The Collection Hassbecker. Museum Haus Cajeth in Heidelberg

A remarkable museum in the Haus Cajeth in Heidelberg

Leonardo da Vinci, Pablo Picasso, Amedeo Modigliani, Francis Bacon, Jackson Pollock, Willem de Kooning, Gustav Klimt, Edvard Munch, Claude Monet and Jean-Michel Basquiat. Who does not know them, the creators of the most expensive traded works of art.Their paintings are auctioned sensationally with millions of euros and regarded as investment objects and status symbols.

 

The book dealer and art collector Egon Hassbecker (1924-2013) was interested in art that was produced far from the art market, an art by non-academically trained artists. What started with small exhibitions in a backyard bookstore in Eberbach in 1965 has been an asset to Heidelberg's cultural landscape since 1982, when the museum opened at Haus Cajeth. Following the ideas in line with the art-theoretical approach of Jean Dubuffet, Hassbecker brought together artworks beyond an established market. On his numerous trips to remote areas, he meticulously discovered artists who work completely without role models or imitating styles. He brought together life stories and art pieces of these people, who often lived in simple circumstances. Not infrequently, her biographies were shaped by war experiences and strokes of fate. Some of them had no education and remained illiterate throughout their lives.

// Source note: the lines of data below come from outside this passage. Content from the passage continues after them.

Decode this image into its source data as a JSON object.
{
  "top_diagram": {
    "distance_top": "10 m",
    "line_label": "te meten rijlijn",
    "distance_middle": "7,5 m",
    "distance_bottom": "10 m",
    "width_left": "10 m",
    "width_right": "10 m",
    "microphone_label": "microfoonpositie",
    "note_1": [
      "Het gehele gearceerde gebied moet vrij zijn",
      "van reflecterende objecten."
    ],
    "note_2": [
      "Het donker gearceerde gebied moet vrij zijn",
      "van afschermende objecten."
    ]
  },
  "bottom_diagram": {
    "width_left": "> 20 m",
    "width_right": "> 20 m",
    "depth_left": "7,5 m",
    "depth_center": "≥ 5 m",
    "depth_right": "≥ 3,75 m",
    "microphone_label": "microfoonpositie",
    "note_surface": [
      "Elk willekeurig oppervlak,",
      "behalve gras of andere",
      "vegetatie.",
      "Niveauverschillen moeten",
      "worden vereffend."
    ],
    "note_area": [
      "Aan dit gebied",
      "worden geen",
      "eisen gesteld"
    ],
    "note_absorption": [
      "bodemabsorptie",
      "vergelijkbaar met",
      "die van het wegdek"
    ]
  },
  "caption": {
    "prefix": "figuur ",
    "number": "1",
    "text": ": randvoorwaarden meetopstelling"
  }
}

Natálie Schmidtová (1895-1981) for example was born in the province of Tambow in central Russia. The early loss of her father forced her penniless mother to raise the children without attending school. Due to the fact that she did not know how to write and read throughout his life, Schmidtová later worked as a nanny on the Black Sea. When she met her husband, they moved to Czechoslovakia and had two daughters. In addition to working as an auxiliary worker on agricultural goods, Schmidtová also devotes herself to painting. She begins to paint landscapes from her memory. Their subjects are simple life: working in the fields, haymaking, hunting, women gathering wood, but also a Sunday walk along a lake or fun at the sea. The color of her pictures conveys carefree and cheerfulness. The artist depicts the essentials with simple means. Despite a certain playfulness in the execution, it would be a mistake to underestimate the great quality of these works. The Italian autodidact Pellegrino Vignali (1905-1884) is similar, but also completely different. Living secluded in the mountains of the Apennines, the illiterate did create his work after his retirement; he was working as a farmer. On his own initiative and without any influence from the art world, he produced drawings, pictures and sculptures of outstanding expressiveness. His archaic motifs include plants, animals and faces and emblematically reflect basic life issues. Vignali's paintings are characterized by a genuine brushwork that follows neither academic traditions nor perspective rules. Spontaneous, original, intuitive, unbiased, profound and meaningful are adjectives that would most likely describe the artist's work. Vignali never intended to live from his art. His works testify to an unobstructed view and individual style that seems to elude any descriptive attempt to explain it.

These are just two examples of an impressive collection that defines the passion of the art lover Egon Hassbecker with his special taste for the immediacy in search of the roots of creativity. But there is something that does not fit to this unique museum. The works presented here are collected under the category "Primitive Art". Although the term "primitive" was used positively and appreciatively in art science in the 18th and 19th centuries and in this sense was used by Wilhelm Uhde to characterize non-academic painters of the 20th century, the term is no longer appropriate in the 21st century. In the last few decades, the term, which is actually neutral, has been given derogatory connotations such as "at a low level of development" or "of a low cultural level". In addition, "primitive" does not remotely describe what awaits visitors to the Haus Cajeth Museum. Namely a multi-layered, complex, fascinating and unclassifiable collection. These works were created free of civil constraints and prestige pressure from autonomous, uninfluenced and unique personalities. It would be presumptuous to describe it with just one term. We owe it to Egon Hassbecker to enjoy its historical and aesthetic value. And so it would be appropriate in close relationship to the Prinzhorn Collection to give the Museum Haus Cajeth the name "The Hassbecker Collection" instead of "Primitive Painting".